Driver rear rock slider/ fender
The last bracket got mounted on the outside/front of the rear fender liner. The bracket is closer to the rock slider than it is to the tire.
I repeated these steps on the passenger side of the 4Runner.
The choice of where to install the Cyclones/brackets is entirely up to you but again, I personally wanted something that was more functional than show.
Extending the Harness
If you are looking to install the 6-light kit, you will possibly need to extend the harness.

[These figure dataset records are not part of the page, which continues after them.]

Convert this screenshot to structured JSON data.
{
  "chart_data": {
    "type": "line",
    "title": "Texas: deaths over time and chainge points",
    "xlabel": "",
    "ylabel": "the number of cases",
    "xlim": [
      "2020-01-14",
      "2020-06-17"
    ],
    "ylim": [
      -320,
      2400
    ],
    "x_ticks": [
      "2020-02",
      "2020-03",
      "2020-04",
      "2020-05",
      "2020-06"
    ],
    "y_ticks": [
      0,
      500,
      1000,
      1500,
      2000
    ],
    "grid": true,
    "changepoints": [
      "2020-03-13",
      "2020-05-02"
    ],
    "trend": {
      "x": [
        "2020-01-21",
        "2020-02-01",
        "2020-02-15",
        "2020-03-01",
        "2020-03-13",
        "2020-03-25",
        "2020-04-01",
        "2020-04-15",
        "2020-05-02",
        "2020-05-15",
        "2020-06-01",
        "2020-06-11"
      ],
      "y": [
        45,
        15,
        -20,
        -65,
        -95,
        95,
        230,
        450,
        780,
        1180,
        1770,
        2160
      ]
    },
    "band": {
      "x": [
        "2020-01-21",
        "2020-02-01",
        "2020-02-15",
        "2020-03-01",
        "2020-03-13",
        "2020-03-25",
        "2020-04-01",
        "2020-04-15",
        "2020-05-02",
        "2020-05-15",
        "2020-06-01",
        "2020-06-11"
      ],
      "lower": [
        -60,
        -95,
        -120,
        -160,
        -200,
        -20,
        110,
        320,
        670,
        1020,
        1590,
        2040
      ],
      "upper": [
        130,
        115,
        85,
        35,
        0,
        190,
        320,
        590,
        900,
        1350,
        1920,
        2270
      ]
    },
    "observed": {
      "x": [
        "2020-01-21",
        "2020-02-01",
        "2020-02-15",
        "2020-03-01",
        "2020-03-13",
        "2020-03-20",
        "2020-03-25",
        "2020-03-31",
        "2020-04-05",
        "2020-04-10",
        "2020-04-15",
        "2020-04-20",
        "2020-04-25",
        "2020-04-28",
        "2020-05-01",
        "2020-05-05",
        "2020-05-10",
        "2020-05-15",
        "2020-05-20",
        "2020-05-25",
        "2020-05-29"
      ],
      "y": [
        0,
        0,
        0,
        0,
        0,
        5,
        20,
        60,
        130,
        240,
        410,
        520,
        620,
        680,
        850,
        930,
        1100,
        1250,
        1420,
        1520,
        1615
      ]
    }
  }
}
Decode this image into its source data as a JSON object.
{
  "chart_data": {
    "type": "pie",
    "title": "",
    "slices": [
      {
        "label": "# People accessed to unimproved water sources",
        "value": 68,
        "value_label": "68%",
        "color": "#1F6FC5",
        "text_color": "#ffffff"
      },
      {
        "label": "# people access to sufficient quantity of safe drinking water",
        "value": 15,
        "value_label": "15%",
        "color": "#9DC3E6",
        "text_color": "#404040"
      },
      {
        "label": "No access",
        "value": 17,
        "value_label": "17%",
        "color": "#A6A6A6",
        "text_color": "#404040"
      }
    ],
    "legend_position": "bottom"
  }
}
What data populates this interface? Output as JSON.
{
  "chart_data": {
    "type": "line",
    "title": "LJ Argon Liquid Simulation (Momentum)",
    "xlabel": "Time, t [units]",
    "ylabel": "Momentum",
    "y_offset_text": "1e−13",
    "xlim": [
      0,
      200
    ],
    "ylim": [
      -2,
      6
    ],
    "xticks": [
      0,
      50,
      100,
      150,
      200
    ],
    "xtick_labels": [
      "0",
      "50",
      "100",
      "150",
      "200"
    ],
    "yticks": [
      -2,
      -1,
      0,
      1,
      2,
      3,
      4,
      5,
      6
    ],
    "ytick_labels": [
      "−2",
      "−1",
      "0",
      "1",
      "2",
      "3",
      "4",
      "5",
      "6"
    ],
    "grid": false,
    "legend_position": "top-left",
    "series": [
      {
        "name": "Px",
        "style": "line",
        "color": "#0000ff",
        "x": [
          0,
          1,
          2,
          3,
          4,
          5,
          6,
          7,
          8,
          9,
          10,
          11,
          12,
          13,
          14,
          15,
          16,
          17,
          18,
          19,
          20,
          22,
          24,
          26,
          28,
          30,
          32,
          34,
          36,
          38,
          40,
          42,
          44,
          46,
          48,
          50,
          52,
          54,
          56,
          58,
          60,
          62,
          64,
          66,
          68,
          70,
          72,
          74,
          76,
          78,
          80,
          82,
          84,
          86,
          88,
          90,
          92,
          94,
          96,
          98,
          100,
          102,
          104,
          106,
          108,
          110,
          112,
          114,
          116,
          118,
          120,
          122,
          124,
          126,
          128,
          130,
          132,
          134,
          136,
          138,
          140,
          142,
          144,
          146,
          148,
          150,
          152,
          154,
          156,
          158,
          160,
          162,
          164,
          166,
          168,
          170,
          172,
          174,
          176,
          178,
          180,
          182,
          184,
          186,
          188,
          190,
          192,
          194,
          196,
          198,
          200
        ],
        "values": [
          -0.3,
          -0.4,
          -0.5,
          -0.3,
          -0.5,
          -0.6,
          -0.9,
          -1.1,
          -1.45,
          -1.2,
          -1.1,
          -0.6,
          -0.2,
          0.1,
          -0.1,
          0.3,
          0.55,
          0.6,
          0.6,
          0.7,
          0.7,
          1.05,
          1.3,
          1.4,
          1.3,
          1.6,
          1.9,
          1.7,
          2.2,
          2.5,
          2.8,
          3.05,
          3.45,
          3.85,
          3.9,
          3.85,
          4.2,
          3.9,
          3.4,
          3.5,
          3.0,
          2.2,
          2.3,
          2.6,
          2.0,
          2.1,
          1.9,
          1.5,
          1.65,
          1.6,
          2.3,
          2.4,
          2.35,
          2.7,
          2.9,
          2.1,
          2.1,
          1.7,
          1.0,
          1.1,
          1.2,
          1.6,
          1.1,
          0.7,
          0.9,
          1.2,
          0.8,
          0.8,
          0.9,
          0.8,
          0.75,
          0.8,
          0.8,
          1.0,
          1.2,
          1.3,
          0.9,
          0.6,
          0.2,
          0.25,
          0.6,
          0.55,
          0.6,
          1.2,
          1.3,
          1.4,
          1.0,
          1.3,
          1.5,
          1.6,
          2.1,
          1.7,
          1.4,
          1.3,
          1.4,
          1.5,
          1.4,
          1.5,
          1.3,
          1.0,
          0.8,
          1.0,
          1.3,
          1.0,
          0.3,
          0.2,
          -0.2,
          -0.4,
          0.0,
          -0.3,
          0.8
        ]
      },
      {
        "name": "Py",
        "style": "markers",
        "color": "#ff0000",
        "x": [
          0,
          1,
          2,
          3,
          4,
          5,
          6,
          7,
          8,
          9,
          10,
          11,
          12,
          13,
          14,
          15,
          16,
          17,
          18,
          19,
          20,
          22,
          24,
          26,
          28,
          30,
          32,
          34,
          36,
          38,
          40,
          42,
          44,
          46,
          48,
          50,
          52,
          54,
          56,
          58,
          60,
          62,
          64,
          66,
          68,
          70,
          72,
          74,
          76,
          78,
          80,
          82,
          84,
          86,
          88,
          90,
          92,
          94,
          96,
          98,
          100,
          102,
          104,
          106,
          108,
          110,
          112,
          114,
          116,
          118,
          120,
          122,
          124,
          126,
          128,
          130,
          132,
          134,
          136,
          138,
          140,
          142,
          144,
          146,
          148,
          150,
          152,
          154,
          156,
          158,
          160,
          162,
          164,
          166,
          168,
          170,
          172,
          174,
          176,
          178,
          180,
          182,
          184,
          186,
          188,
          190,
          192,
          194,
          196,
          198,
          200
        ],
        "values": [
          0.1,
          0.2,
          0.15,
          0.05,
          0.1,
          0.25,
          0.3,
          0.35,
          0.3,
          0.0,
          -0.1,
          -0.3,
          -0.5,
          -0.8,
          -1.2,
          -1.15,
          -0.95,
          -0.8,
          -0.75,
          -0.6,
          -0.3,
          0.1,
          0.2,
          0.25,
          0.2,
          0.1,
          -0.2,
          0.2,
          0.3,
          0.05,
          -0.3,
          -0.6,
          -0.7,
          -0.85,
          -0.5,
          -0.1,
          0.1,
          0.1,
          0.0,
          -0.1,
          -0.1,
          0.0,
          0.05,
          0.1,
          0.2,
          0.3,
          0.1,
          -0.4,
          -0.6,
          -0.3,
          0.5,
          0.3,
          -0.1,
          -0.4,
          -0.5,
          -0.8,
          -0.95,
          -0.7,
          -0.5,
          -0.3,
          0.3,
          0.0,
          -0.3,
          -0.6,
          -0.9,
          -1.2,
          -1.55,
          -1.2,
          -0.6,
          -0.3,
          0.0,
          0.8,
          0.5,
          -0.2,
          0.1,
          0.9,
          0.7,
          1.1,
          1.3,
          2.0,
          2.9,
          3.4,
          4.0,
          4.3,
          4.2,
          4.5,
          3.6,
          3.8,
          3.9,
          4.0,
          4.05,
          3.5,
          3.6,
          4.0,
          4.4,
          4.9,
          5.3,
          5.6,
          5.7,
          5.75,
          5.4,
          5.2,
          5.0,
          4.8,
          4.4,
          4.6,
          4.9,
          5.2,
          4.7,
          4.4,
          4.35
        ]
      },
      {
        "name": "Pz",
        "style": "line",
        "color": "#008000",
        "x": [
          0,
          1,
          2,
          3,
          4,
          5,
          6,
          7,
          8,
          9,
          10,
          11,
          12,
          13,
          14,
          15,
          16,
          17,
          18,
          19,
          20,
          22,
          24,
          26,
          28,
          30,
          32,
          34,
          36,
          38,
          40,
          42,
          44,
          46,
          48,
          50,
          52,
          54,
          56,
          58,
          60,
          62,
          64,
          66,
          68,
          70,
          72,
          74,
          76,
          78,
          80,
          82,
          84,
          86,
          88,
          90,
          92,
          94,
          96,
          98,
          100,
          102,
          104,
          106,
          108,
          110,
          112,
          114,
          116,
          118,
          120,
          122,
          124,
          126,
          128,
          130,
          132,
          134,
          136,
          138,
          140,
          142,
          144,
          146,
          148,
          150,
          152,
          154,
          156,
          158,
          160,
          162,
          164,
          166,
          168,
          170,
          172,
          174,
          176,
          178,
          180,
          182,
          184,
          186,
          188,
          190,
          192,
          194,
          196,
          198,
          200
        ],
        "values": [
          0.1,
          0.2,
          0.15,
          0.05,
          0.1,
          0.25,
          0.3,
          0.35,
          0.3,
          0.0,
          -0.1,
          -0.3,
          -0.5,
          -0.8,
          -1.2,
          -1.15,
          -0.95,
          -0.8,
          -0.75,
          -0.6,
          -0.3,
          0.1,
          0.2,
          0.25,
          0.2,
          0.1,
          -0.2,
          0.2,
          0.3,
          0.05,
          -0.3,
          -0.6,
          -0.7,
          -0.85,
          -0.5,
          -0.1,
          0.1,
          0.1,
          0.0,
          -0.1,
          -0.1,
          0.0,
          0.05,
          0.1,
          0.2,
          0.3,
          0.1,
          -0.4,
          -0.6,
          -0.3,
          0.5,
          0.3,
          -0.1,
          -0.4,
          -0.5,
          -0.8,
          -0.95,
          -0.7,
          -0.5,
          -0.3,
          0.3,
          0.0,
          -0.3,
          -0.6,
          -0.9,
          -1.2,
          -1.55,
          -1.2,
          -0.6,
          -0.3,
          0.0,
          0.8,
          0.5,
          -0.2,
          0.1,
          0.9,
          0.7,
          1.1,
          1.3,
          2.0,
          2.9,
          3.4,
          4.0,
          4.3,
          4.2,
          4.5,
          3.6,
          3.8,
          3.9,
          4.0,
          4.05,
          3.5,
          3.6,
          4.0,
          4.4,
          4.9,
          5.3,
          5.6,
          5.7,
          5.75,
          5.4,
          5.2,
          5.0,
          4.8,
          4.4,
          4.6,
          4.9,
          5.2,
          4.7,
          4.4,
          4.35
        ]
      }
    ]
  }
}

We extended our harness by about 9′ but we only needed about 7′. You may even get away with 6′ depending on how you run the wiring harness under the truck. I ran the harness along the frame rail and then continued along a crossmember while zip tieing along the way.
Extending the harness was pretty simple. I just peeled back the wiring sleeve and cut the power/ground cables off.
I then connected butt-splice connectors on each wire and then ran another 9′ of wire. Finally, I reconnected the wire connectors that I cut off in order to connect the last light up to the harness.
After I tested the last Cyclone, I ran some wiring loom around the extended wiring harness for a cleaner/ easier feed from frame rail to frame rail.
Beam Pattern/ Light Output
I wanted the beam pattern to project beyond the front bumper/front tire. I knew the Cyclones were capable of lighting up enough of the ground area, it was really just a question of where to mount the actual lights to get the proper beam pattern. From the images, you can see, we ended up with a pretty good spread for now, until we mount a new front bumper. Also, our passenger side shoots about 1′ past the driver side in the front here. I have since adjusted and corrected that. They are about 3″ off now.
The Cyclones are rated at 516 raw lumens each.
We wanted to take it a step future and take our own measurements.
Cyclone Light Output
We pulled out the Lux meter and measured the intensity. We took the Lux directly underneath the front rock slider light to the ground. Then we converted it to Candela, using this tool.
We probably didn’t need to go this far but it will give you an idea of the light volume and intensity. Eventually, we will grab the RGB lights and compare them back to back.
LUX is typically measured at 10 Meters and within a square meter of space at the 10M target. We didn’t have 10 Meters to work with, so measuring the distance to the light and taking a Lux reading was the best we could do.
If anyone else out there has a better way to measure the intensity, please let me know.